Pope Francis has recently told this story of a dialogue that he had with a man when he was still serving in Argentina. After the explanation of God’s mercy had been given to him , the man exclaimed: ‘Oh, Father, if you knew my life you wouldn’t talk to me like that! I have done some terrible things!’ This was Francis’s reply: ‘Even better! Go to Jesus: He likes to hear about these things. He forgets, he has a special knack for forgetting. He forgets, he kisses you, he embraces you, and he says: ‘Nor do I condemn you: go, and sin no more.’ That is the only advice he gives. If thing haven’t changed in a month … We go back to the Lord. The Lord never tires of forgiving: never! It is we who tire of asking him for forgiveness. We need to ask for the grace not to get tired of asking for forgiveness, because he never gets tired of forgiving.’

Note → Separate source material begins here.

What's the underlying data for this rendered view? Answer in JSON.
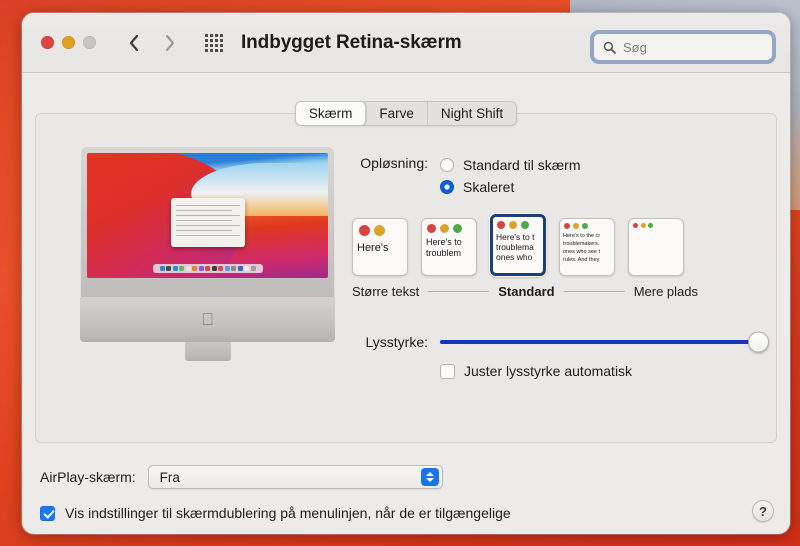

Brothers, may we never get tired of asking for forgiveness for ourselves or of encouraging our people to ask for forgiveness because the Lord never gets tired of forgiving.
So then, what are we doing on earth: we are aiming to imitate the Crucified Saviour in every aspect of life, and, through following this discipline in our teaching and pastoral care, to help others to do the same. We are aiming to be genuine missionaries of mercy in the field hospital , smelling of the sheep and never ceasing to ask for mercy for ourselves and for others because God never tires of forgiving. Amen.